И я покатился кубарем по всей своей жизни, говорил много, плакал и кричал, и взвывал как собака, а он все стоял, глядя на меня. И кто-то еще смотрел на меня, но я не понимал, не узнавал, кто это, такие знакомые глаза, сотню раз видел их. И потонул в этих глазах, и я вспомнил все и Ангела, и собаку свою вспомнил, которую усыпили, потому что тосковала по мне и скулила, а мне некогда все было. Усыпили ее, чтобы не выла дни напролет. Друга вспомнил, предал он меня, а как иначе, я предал, и меня предали, и Ее вспоминал, предал, променял на породистую суку, потому что Она была не такая как все, не такая удобная, не выставишь Ее напоказ. Она просто ушла и все, ничего не сказала, только улыбалась и молчала, а мне надо было, чтобы такая, чтобы в свет и чтобы гордиться ей мог, чтобы как трофей мог показывать. И ведь подобрал такую жену. И жена ответила тем же, предала меня за то, что не сделал ее счастливой, за то, что не было семьи. И бизнес свой весь вспомнил, какой был сильный и ловкий, какой циник был, как легко спал с секретаршами, и бухгалтершами, а потому что неотразимый сильно, успешный и прыткий, и баб всех вспомнил, всех и страшно стало, и мерзко. А какие проекты мутил, песня просто, погребальная, правда, из воздуха делал деньги, на лету, из воздуха, впаривал даже от мертвого осла уши, и ничего, ничего не делал, не создавал, гвоздя не забил, узла не завязал. Запои свои вспомнил, как напивался до беспамятства, и как жена орала, и отвешивала пощечины, а я только ржал, разворачивался и уходил обратно пить.

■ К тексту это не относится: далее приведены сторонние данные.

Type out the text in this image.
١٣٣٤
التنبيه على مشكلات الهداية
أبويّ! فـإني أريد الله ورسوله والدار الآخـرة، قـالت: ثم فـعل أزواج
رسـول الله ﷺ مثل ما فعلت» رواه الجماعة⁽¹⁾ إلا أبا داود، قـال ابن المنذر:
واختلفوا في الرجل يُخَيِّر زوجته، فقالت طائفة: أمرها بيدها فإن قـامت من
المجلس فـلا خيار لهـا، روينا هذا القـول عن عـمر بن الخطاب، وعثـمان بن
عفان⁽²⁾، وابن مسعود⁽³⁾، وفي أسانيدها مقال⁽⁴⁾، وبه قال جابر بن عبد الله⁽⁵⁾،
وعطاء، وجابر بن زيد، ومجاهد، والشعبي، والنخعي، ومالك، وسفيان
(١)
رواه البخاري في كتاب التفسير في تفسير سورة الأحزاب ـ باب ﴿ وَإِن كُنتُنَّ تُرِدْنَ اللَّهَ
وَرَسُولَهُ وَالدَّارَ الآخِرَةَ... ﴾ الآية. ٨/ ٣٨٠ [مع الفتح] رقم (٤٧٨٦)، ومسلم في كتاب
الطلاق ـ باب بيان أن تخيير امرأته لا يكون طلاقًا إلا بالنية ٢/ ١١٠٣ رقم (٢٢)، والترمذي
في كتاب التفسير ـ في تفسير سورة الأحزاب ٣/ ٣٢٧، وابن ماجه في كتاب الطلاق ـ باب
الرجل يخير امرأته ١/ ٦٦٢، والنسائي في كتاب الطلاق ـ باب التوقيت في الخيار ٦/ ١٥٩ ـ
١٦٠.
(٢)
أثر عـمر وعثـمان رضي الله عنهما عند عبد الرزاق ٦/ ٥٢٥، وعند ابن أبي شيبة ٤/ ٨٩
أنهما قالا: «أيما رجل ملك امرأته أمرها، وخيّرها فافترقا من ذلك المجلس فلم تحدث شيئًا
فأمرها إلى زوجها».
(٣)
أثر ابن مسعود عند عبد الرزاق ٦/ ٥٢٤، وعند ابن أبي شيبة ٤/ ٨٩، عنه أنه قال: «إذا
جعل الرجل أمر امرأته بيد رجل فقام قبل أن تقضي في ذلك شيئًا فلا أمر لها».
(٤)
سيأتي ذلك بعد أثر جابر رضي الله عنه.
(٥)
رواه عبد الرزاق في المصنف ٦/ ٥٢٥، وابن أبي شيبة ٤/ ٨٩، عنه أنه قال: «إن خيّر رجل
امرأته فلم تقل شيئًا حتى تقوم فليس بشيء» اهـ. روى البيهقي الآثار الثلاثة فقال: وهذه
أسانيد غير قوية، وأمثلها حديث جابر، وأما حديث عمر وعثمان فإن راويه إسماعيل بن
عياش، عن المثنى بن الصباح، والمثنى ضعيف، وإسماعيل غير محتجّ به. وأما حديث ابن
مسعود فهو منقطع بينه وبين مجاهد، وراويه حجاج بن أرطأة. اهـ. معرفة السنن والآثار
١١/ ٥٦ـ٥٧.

И крест где-то по-пьяни потерял, и не заметил, потом спустя время хватился. Какая пустота, какая разнообразная пустота, даже интервью давал о том, как я преуспел. Звездил по полной программе. И все в пустоту, ни любви, ни детей, а я хотел детей, ведь хотел-то я семью, и детей от Нее, собаку и кота, и просто счастья. Нет, даже не то что бы я что-то конкретное хотел, просто боялся одиночества, потому что я всегда был одинок. Ни денег, ни славы, ни власти не хотел, но как засосало, как затянуло, каким гавном я стал, полетел бизнес в тар-тарары. И сотрудники приходили по-человечески просто говорили, что семьи у них и не могут они в неопределенности, и что я? Нет, чтобы собрать всех и сказать — вот так все сейчас и давайте думать вместе, нет. Я закусывал удила и говорил всем — бегите, крысы бегут первыми, а потому что слабак и не мог сказать. Запутался и не мог просить о помощи, урод потому что, и гордыня потому что. И вся моя мерзость вытекала из меня, все, через кого переступил, стояли перед глазами, все, с кем поиграл, кого обидел, специально, понимая, что делаю и просто так, походя, просто так. Подонок потому что, просто так игрался с людьми. И только сквозь все это слышал свои же слова "Господи прости, Господи прости".
Очухался, трясет, лежу на полу, опять я подзаборный пес. В храме также светло и холодно. И только священник стоит.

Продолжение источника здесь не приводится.